La terza attività prevede la promozione di punti d’informazione, orientamento e ascolto, anche di quelli già esistenti, dove gli operatori siano in grado d’intercettare e leggere i segnali del gioco patologico. Primo fra tutti, la povertà. Dalla febbre della vincita ai morsi della rovina, il passo è breve. Avviato nei mesi scorsi, nonostante gli ostacoli della pandemia, il progetto continuerà fino a luglio.
La stima degli 8mila ludopatici potenziali nella provincia di Mantova la si ottiene applicando la percentuale indicata dall’Istituto superiore di Sanità per pesare il fenomeno a livello nazionale: 3%. «Numeri consistenti» osserva lo psichiatra Marco Degli Esposti, direttore del Serd, che si occupa di curare i malati d’azzardo e le loro famiglie. L’opportunità offerta dal progetto “Come gioco?” è quella d’intercettare, e avviare alla cura, più persone delle 150 seguite nel corso del 2020. Ancora una volta, la chiave sta nella capillarità della rete: «Dobbiamo fare in modo che le persone con un grave problema, e le loro famiglie, sappiano che esiste un servizio pubblico che, gratuitamente, mette a disposizione un trattamento di medio/alto livello – interviene Degli Esposti – Non c’è nemmeno bisogno della prescrizione del medico, basta telefonare, e nel giro di pochi giorni si viene visti, prima da un assistente sociale, quindi da uno psicologo».
A ribadire la forza della rete sono tutti gli attori del progetto. Così l’assessore al welfare alla pubblica istruzione di Moglia, Greta Bertolini, che sottolinea l’importanza del coinvolgimento «di tre ambiti, poco abituati a confrontarsi su percorsi comuni». E così anche per gli assessori di Ostiglia e Mantova, Ilaria Reggiani e Andrea Caprini, che insistono sul «gioco di squadra, per fare un salto di qualità rispetto alle progettualità precedenti».

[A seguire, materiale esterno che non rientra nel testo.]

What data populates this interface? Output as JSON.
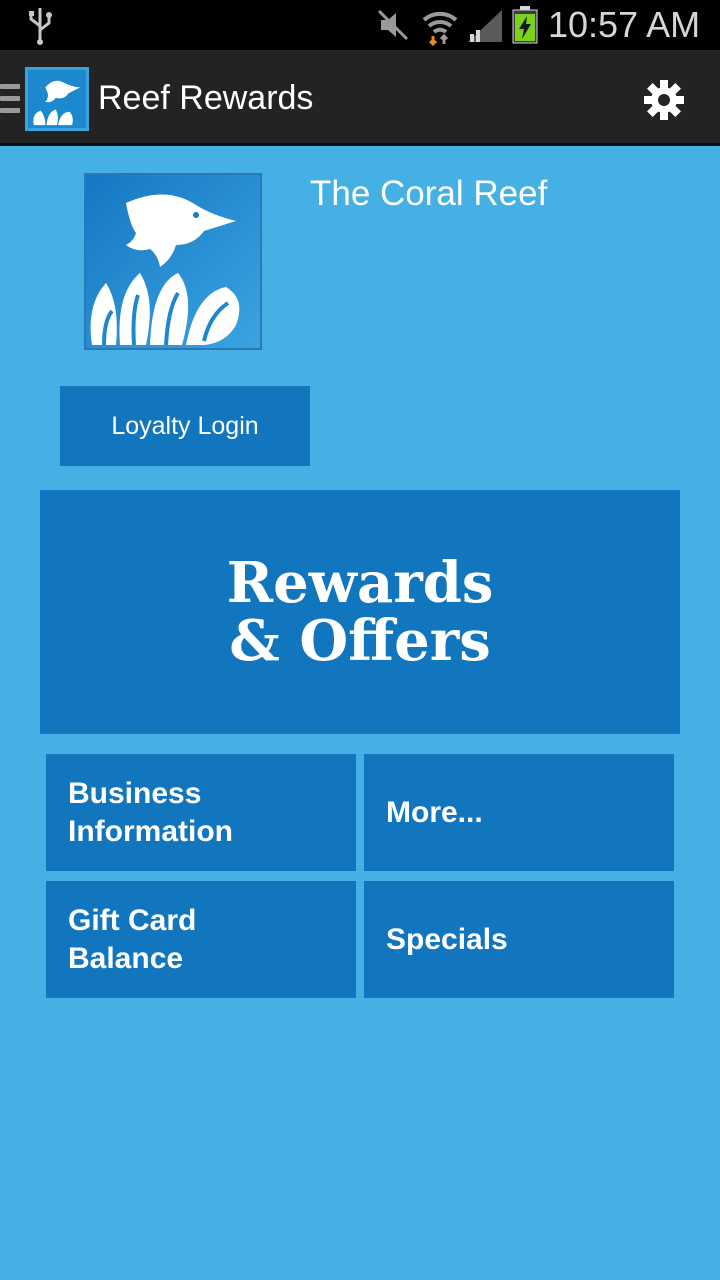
{
  "status_bar": {
    "time": "10:57 AM",
    "icons": [
      "usb-icon",
      "mute-icon",
      "wifi-icon",
      "signal-icon",
      "battery-charging-icon"
    ]
  },
  "action_bar": {
    "title": "Reef Rewards",
    "icons": [
      "drawer-menu-icon",
      "app-logo-icon",
      "settings-gear-icon"
    ]
  },
  "business": {
    "name": "The Coral Reef",
    "logo_icon": "fish-coral-logo"
  },
  "login_button": {
    "label": "Loyalty Login"
  },
  "rewards_button": {
    "line1": "Rewards",
    "line2": "& Offers"
  },
  "tiles": [
    {
      "line1": "Business",
      "line2": "Information"
    },
    {
      "line1": "More...",
      "line2": ""
    },
    {
      "line1": "Gift Card",
      "line2": "Balance"
    },
    {
      "line1": "Specials",
      "line2": ""
    }
  ],
  "colors": {
    "background": "#45b0e4",
    "tile": "#1176be",
    "action_bar": "#232323",
    "status_bar": "#000000"
  }
}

Anche dal direttore sociosanitario di Ats, Carolina Maffezzoni, parole d’incoraggiamento per «la strategia di valorizzazione e promozione di azioni non sporadiche, ma in un’ottica di sistema», che integra il pezzo sociale con la parte sanitaria. Vincente, la strategia dell’unione, anche perché moltiplica la forza di Davide contro i Golia dell’azzardo, i giganti bravi a intimorire a suon di ricorsi.